El juicio a Rubiales, expresidente de la Real Federación Española de Fútbol (RFEF), marca el fin de una era. El caso, que comenzó con el beso no consentido a Jennifer Hermoso durante la final del Mundial Femenino de Fútbol de 2023, ha sacado a la luz las dinámicas de poder que han permitido que figuras con autoridad en el fútbol actuasen sin temor a las consecuencias. Pero el gesto del expresidente de la RFEF, aun en el contexto de una celebración espontánea, no fue un simple desliz, sino una clara agresión sexual.

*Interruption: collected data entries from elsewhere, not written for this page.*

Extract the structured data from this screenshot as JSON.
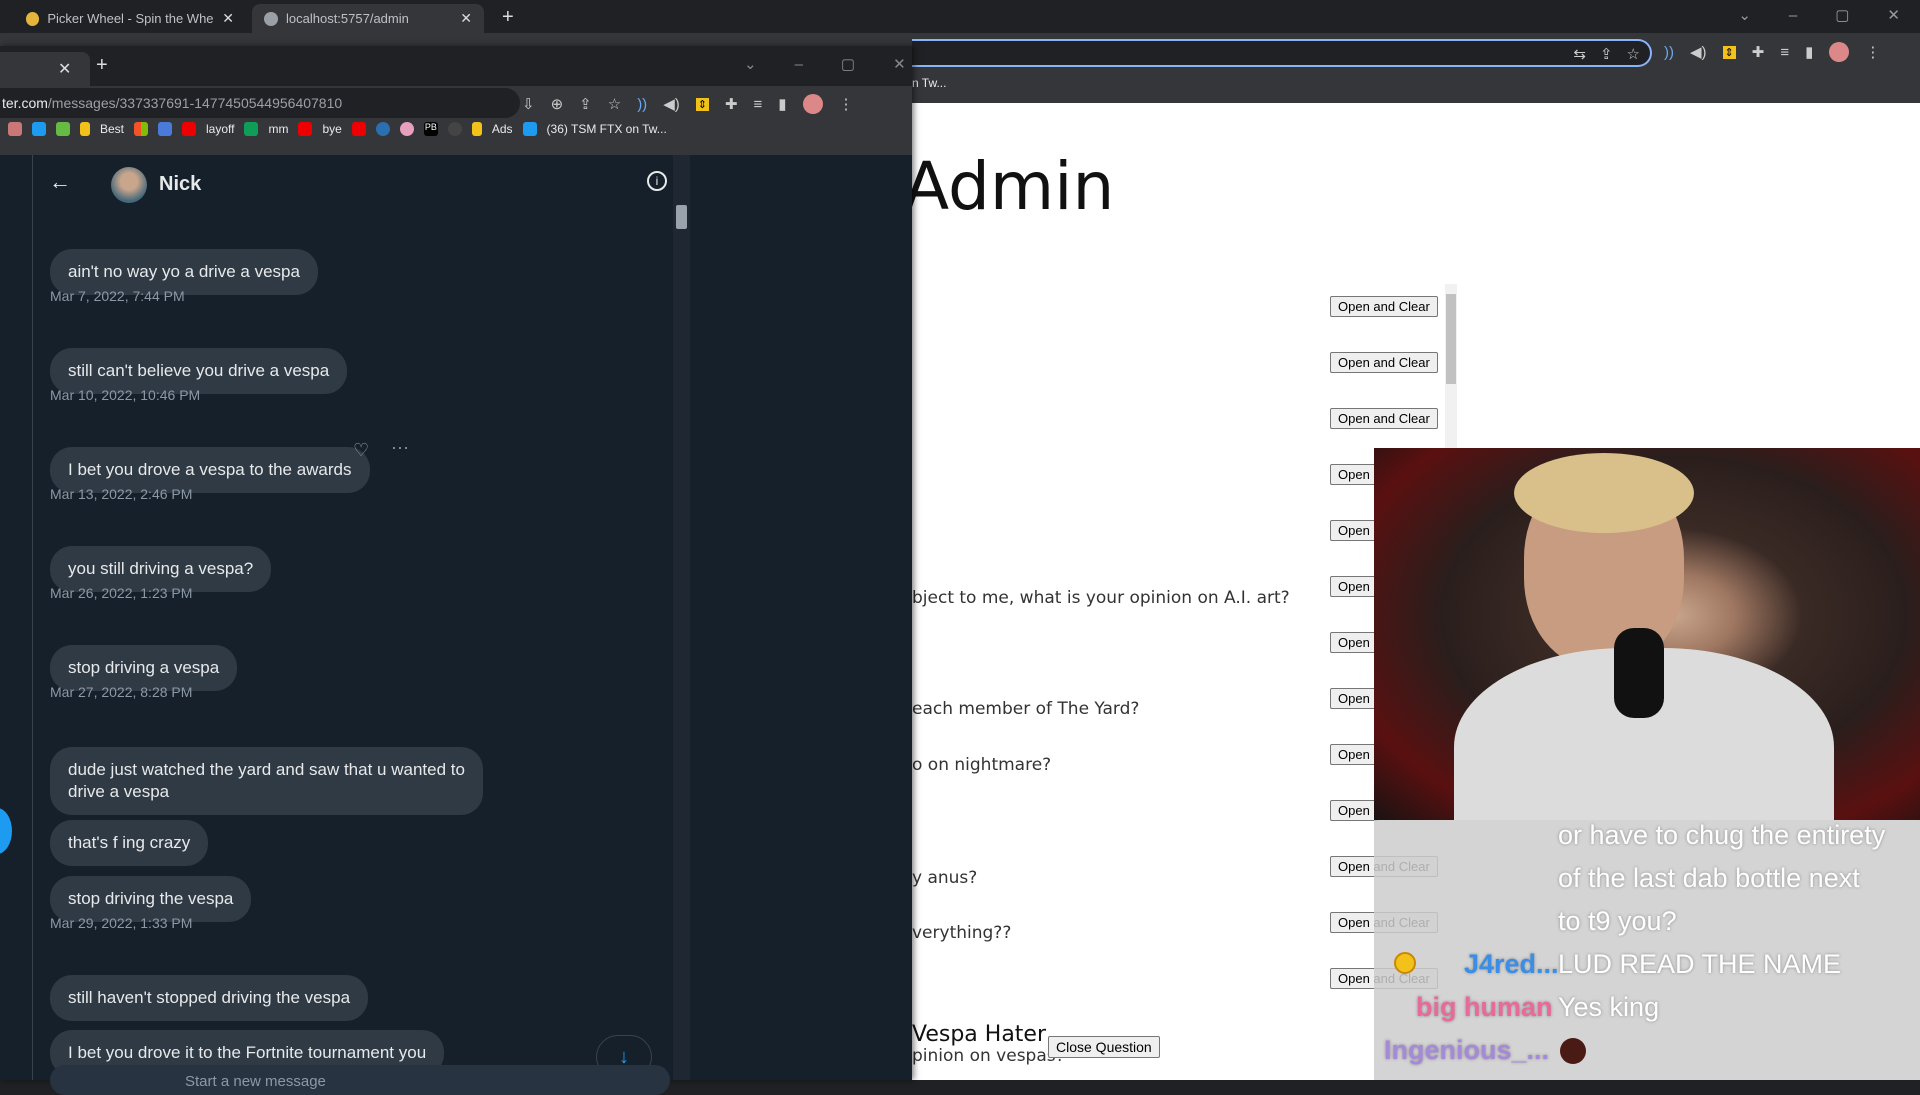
{
  "outer_browser": {
    "tabs": [
      {
        "title": "Picker Wheel - Spin the Wheel to",
        "icon": "picker-wheel-icon"
      },
      {
        "title": "localhost:5757/admin",
        "icon": "globe-icon",
        "active": true
      }
    ],
    "bookmark_partial": "n Tw..."
  },
  "inner_browser": {
    "url_host": "ter.com",
    "url_path": "/messages/337337691-1477450544956407810",
    "bookmarks": [
      "Best",
      "layoff",
      "mm",
      "bye",
      "PB",
      "Ads",
      "(36) TSM FTX on Tw..."
    ]
  },
  "dm": {
    "contact_name": "Nick",
    "messages": [
      {
        "text": "ain't no way yo a     drive a vespa",
        "time": "Mar 7, 2022, 7:44 PM"
      },
      {
        "text": "still can't believe you drive a vespa",
        "time": "Mar 10, 2022, 10:46 PM"
      },
      {
        "text": "I bet you drove a vespa to the awards",
        "time": "Mar 13, 2022, 2:46 PM"
      },
      {
        "text": "you still driving a vespa?",
        "time": "Mar 26, 2022, 1:23 PM"
      },
      {
        "text": "stop driving a vespa",
        "time": "Mar 27, 2022, 8:28 PM"
      },
      {
        "text": "dude just watched the yard and saw that u wanted to drive a vespa"
      },
      {
        "text": "that's f      ing crazy"
      },
      {
        "text": "stop driving the vespa",
        "time": "Mar 29, 2022, 1:33 PM"
      },
      {
        "text": "still haven't stopped driving the vespa"
      },
      {
        "text": "I bet you drove it to the Fortnite tournament you"
      }
    ],
    "input_placeholder": "Start a new message"
  },
  "admin": {
    "title": "Admin",
    "button_label": "Open and Clear",
    "button_label_partial": "Open",
    "questions": [
      "bject to me, what is your opinion on A.I. art?",
      "each member of The Yard?",
      "o on nightmare?",
      "y anus?",
      "verything??"
    ],
    "current_user": "Vespa Hater",
    "current_question": "pinion on vespas?",
    "close_label": "Close Question"
  },
  "stream_chat": [
    {
      "user": "",
      "text": "or have to chug the entirety"
    },
    {
      "user": "",
      "text": "of the last dab bottle next"
    },
    {
      "user": "",
      "text": "to t9 you?"
    },
    {
      "user": "J4red...",
      "color": "#3a8ee6",
      "text": "LUD READ THE NAME"
    },
    {
      "user": "big human",
      "color": "#e86a9a",
      "text": "Yes king"
    },
    {
      "user": "Ingenious_...",
      "color": "#a48ad8",
      "text": ""
    }
  ],
  "colors": {
    "twitter_bg": "#15202b",
    "bubble": "#2f3a45",
    "accent": "#1d9bf0"
  }
}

En la segunda sesión del juicio a Rubiales, ayer, el psicólogo de la selección durante el mundial, Javier López Vallejo, declaró: “Me enteré del beso una hora y pico más tarde. Estaba en un despacho del cuerpo técnico y se comenta que el presidente habló en una entrevista de radio del beso […]. Para todos fue anecdótico”.
Creo que dice la verdad, que cuando lo vieron, les pareció anecdótico. Porque besar a una mujer sin su consentimiento ha sido históricamente una práctica normalizada a la que no había que atribuirle importancia alguna. Así nos habían educado a las mujeres hasta el #MeToo. En la Federación de Fútbol estarían demasiado ocupados viendo partidos para que les llegara el debate que duró años alrededor de la ley del sí es sí. Yo también recuerdo qué hice cuando vi el beso en directo. Fui directa a Twitter (todavía se llamaba así) a escribir: “Esto debería tener consecuencias”. Dos mundos en uno.
Es evidente que lo que ocurrió no puede ser minimizado como un error o un malentendido, porque la falta de consentimiento y la posición de poder de Rubiales convierten ese beso en una agresión. El consentimiento no se da por defecto, y más aún en una situación en la que la mujer se encuentra subordinada a la figura de un hombre en una posición de autoridad.
Por otro lado, las presuntas coacciones que Hermoso sufrió tras el incidente, presionada para modificar su versión de los hechos y minimizar lo sucedido, reflejan una estrategia comúnmente utilizada para silenciar a las víctimas. A lo largo de la historia, las instituciones se han aliado con los poderosos para proteger sus intereses, mientras que las víctimas se ven obligadas a callar por miedo a las repercusiones o por la falta de apoyo. Y este caso es un claro ejemplo de cómo las estructuras patriarcales no solo toleran el abuso, sino que lo perpetúan, al no garantizar la protección real a las mujeres que se atreven a denunciar. La presión social sobre Jennifer Hermoso, que sufrió una campaña de desprestigio tras la denuncia, es otra prueba añadida de una cultura profundamente enraizada que pretende seguir favoreciendo a los agresores y deslegitimando a las víctimas.
El fútbol, como espejo de nuestra sociedad, ha sido históricamente un terreno fértil para el machismo, el abuso y la impunidad. La reacción de Rubiales, que intentó mantenerse en el cargo durante semanas e incluso retó a la opinión pública, nos muestra hasta qué punto las figuras de poder pueden sentirse por encima de la ley. Las presiones externas fueron clave para que Rubiales fuera apartado, pero ¿es suficiente? La respuesta es no. El caso Rubiales revela una vez más que las instituciones son lentas, reticentes y, muchas veces, incapaces de tomar medidas efectivas hasta que el escándalo se vuelve insostenible.
Este juicio marca el fin de una era. Es un innegable paso en la lucha por una sociedad verdaderamente igualitaria, porque lanza un aviso a navegantes. Pero no nos engañemos, el verdadero cambio solo será posible cuando la justicia no dependa de la visibilidad mediática, sino de un sistema que garantice la equidad y proteja a las mujeres de todas las formas de abuso. No se trata solo de Rubiales. Se trata de una cultura que ya no puede ser tolerada ni silenciada.